This is a great recipe for when the supplies and motivation are running low. It’s quick, it’s tasty and it’s packed full of vegetables – perfect for a mid-week dinner!
This recipe serves one – just double up as needed.
One Pot Vegetarian RiceCourse: Dinner
75g basmati rice
150ml chicken or vegetable stock
1/4 red pepper, diced
1/4 yellow pepper, diced
40g courgette, diced
15g onion, diced
2 spring onions, sliced (white and light green parts) (see note)
1 tablespoon chopped flat leaf parsley
10g Garlic Butter (see note)
- Heat a little olive oil in a pot over medium heat. Add the diced onion and a pinch of salt and cook for a few minutes until the onion has softened. Add the courgette and red and yellow pepper, stir for a minute and add the rice.

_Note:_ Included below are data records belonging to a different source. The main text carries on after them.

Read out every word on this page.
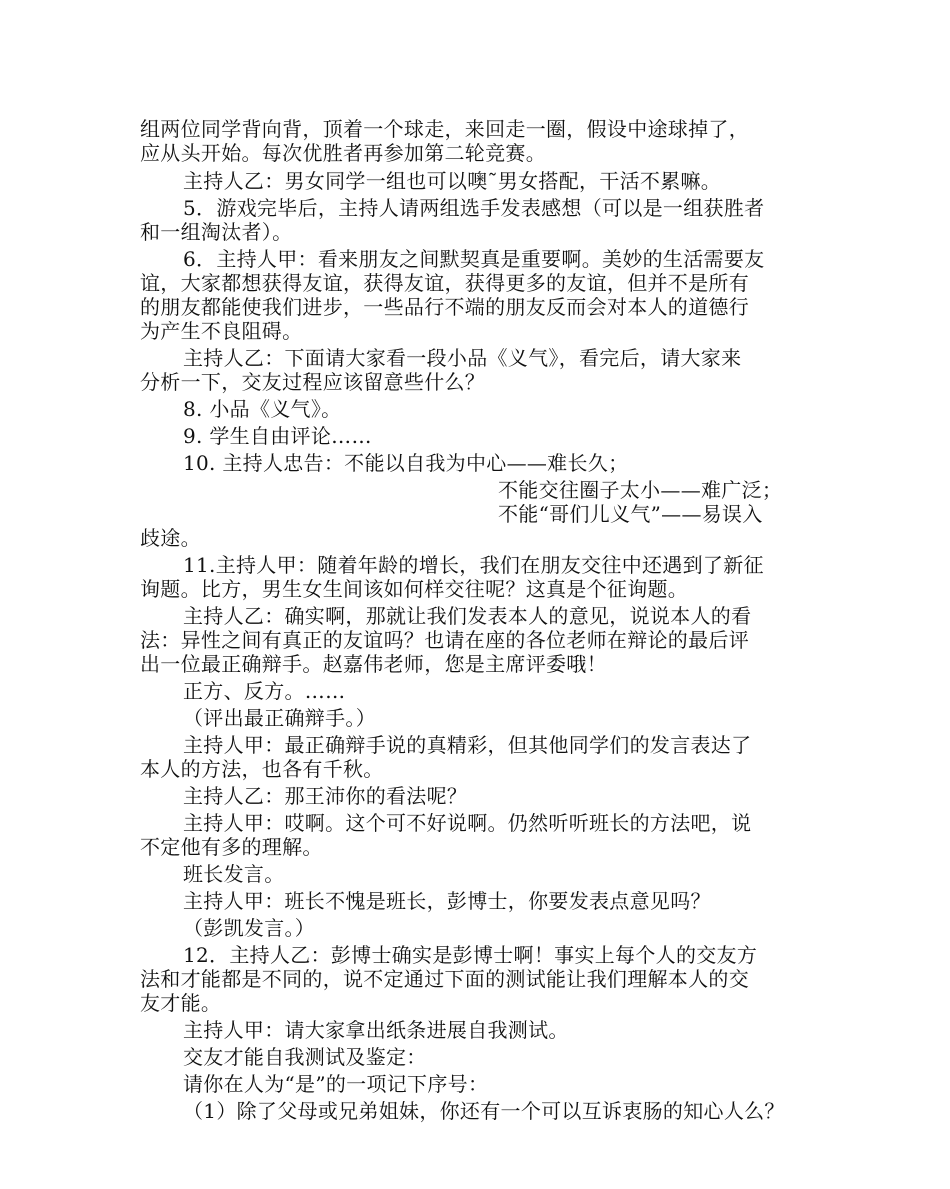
组两位同学背向背，顶着一个球走，来回走一圈，假设中途球掉了，
应从头开始。每次优胜者再参加第二轮竞赛。
主持人乙：男女同学一组也可以噢˜男女搭配，干活不累嘛。
5．游戏完毕后，主持人请两组选手发表感想（可以是一组获胜者
和一组淘汰者）。
6．主持人甲：看来朋友之间默契真是重要啊。美妙的生活需要友
谊，大家都想获得友谊，获得友谊，获得更多的友谊，但并不是所有
的朋友都能使我们进步，一些品行不端的朋友反而会对本人的道德行
为产生不良阻碍。
主持人乙：下面请大家看一段小品《义气》，看完后，请大家来
分析一下，交友过程应该留意些什么？
8. 小品《义气》。
9. 学生自由评论……
10. 主持人忠告：不能以自我为中心——难长久；
不能交往圈子太小——难广泛；
不能“哥们儿义气”——易误入
歧途。
11.主持人甲：随着年龄的增长，我们在朋友交往中还遇到了新征
询题。比方，男生女生间该如何样交往呢？这真是个征询题。
主持人乙：确实啊，那就让我们发表本人的意见，说说本人的看
法：异性之间有真正的友谊吗？也请在座的各位老师在辩论的最后评
出一位最正确辩手。赵嘉伟老师，您是主席评委哦！
正方、反方。……
（评出最正确辩手。）
主持人甲：最正确辩手说的真精彩，但其他同学们的发言表达了
本人的方法，也各有千秋。
主持人乙：那王沛你的看法呢？
主持人甲：哎啊。这个可不好说啊。仍然听听班长的方法吧，说
不定他有多的理解。
班长发言。
主持人甲：班长不愧是班长，彭博士，你要发表点意见吗？
（彭凯发言。）
12．主持人乙：彭博士确实是彭博士啊！事实上每个人的交友方
法和才能都是不同的，说不定通过下面的测试能让我们理解本人的交
友才能。
主持人甲：请大家拿出纸条进展自我测试。
交友才能自我测试及鉴定：
请你在人为“是”的一项记下序号：
（1）除了父母或兄弟姐妹，你还有一个可以互诉衷肠的知心人么？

- Stir for a minute or two, add the stock, cover with a lid and leave to simmer for 10 minutes. Make sure the heat isn’t too high as the water will evaporate and the rice won’t cook properly.
- When the rice has absorbed all the water, remove from the heat, add the garlic butter and leave to sit with the lid on for 5 minutes. Stir through the sliced spring onion and parsley and serve.
- If you don’t have garlic butter, well first of all I highly recommend making some and keeping it in the fridge! But, if you don’t have it, just add a diced clove of garlic to the pot one minute before you add the rice.and add a little butter at the very start with the olive oil.
- The spring onions I have are always quite small, which is why I am using two here for one portion. Use your judgement here – if your spring onions are big, just use one!